Before the London Underground:
Civil engineers have long searched for ways to provide speedy transportation by using underground tunnels. In about 1798, Ralph Todd tried to build a tunnel under the Thames River in London. He encountered quicksand and his plan failed. Over the next hundred years, other engineers and developers attempted to create underground transportation, without success.
London's First Successful Subway:
The London Underground is the world's oldest public underground railway. The noisy, steam rail system opened January 9, 1863. With trains running every ten minutes, the new underground rails carried 40,000 passengers between Paddington and Farringdon that day.
The first system was built by a cut and cover method—streets were dug up, rails were placed in the trenches, and brick ceilings became the base of the road surface.

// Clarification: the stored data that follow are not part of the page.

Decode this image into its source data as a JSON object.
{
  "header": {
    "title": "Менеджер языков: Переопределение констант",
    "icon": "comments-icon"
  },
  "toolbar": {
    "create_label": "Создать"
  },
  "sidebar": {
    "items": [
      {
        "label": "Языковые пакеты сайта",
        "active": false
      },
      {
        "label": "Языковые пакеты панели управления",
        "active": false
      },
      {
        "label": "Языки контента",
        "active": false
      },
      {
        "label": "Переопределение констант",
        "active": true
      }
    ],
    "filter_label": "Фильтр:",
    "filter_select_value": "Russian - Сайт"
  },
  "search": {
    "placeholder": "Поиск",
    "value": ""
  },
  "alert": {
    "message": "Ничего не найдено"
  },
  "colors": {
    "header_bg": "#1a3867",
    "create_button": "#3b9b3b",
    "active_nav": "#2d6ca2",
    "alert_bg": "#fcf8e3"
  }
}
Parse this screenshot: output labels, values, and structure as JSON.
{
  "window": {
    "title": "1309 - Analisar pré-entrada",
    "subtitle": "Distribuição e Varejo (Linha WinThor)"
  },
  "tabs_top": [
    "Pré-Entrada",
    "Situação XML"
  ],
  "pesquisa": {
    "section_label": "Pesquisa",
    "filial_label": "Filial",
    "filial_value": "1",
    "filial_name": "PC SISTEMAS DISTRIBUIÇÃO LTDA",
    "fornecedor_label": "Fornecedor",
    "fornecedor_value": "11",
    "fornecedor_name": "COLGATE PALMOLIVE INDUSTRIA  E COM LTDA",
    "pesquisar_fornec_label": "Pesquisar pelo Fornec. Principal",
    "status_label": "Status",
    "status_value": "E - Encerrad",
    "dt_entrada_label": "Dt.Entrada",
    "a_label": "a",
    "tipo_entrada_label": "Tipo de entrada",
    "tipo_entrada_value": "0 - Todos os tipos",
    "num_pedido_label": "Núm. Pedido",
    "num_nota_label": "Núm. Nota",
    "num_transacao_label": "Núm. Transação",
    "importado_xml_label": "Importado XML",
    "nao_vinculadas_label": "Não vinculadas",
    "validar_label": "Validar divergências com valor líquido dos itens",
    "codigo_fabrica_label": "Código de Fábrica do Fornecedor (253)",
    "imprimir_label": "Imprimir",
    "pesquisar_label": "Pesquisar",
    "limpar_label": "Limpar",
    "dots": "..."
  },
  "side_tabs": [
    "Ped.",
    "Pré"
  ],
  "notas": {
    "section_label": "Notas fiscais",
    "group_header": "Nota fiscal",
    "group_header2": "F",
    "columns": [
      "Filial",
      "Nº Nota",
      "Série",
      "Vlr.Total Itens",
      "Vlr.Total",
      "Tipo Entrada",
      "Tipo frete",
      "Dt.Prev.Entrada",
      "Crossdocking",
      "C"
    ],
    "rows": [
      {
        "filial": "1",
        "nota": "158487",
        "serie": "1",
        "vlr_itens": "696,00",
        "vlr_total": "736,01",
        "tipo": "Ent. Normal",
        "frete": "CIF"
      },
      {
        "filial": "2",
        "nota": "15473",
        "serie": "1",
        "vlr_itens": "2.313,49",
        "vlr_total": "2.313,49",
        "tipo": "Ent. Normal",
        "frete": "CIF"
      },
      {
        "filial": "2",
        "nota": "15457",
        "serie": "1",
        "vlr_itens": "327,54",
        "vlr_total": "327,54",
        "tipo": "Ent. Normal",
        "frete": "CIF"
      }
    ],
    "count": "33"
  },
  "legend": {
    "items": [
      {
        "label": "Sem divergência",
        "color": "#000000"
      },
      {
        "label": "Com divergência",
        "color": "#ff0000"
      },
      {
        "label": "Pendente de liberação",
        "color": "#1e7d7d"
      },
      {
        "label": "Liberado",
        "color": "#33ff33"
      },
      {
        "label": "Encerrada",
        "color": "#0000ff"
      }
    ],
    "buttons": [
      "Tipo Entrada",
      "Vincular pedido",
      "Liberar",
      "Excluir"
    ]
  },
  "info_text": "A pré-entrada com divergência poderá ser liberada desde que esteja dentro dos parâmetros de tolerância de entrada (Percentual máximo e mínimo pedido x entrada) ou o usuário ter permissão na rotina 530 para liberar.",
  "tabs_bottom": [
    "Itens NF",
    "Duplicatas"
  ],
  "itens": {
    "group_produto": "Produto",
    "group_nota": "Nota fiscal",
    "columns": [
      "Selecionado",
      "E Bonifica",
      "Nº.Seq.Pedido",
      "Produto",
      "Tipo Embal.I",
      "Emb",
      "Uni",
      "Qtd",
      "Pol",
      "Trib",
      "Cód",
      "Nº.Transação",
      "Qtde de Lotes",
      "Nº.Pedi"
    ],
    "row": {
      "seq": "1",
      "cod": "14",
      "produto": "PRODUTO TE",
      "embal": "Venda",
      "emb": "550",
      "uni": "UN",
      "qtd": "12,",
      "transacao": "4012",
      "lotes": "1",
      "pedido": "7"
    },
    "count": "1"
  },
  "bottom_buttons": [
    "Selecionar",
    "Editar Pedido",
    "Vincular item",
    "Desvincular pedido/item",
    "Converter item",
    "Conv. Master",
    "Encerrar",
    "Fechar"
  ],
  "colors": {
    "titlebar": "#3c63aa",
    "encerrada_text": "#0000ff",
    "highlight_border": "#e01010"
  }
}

This disruptive method soon was replaced with a tunnel excavation method similar to the way coal was being mined.
Source: Transport for London History [accessed Jan. 7, 2013]
The London Underground Expands:
Over the years, the system has expanded. Today's London Underground is an electric rail system that runs both above and below ground through twelve deep bore tunnels, or "tubes." Known as "the Underground" or (more familiarly) "the Tube", the rail system serves 274 stations, covers more than 253 miles (408 km), and carries more than three million passengers every day. The system also has about 40 abandoned "ghost" stations and platforms.
Terrorist Bombings at the London Underground:
On July 7, 2005 terrorist bombings struck several points in the mass transit system, killing several dozen people and injuring many more. The first explosion occurred on the underground between Liverpool Street and Aldgate East Stations. A second explosion occurred between the King's Cross and Russell Square stations. A third explosion occurred at Edgware Road station. Then, a bus exploded in Woburn Place.
Fire at the London Underground:
The terrorist bombings of July 2005 represent the most fatalities ever experienced at the London Underground. The last serious incident was the Kings Cross fire in 1987. Twenty-seven people died after a machine room under a wooden escalator caught fire. Emergency procedures were overhauled as a result of that fire.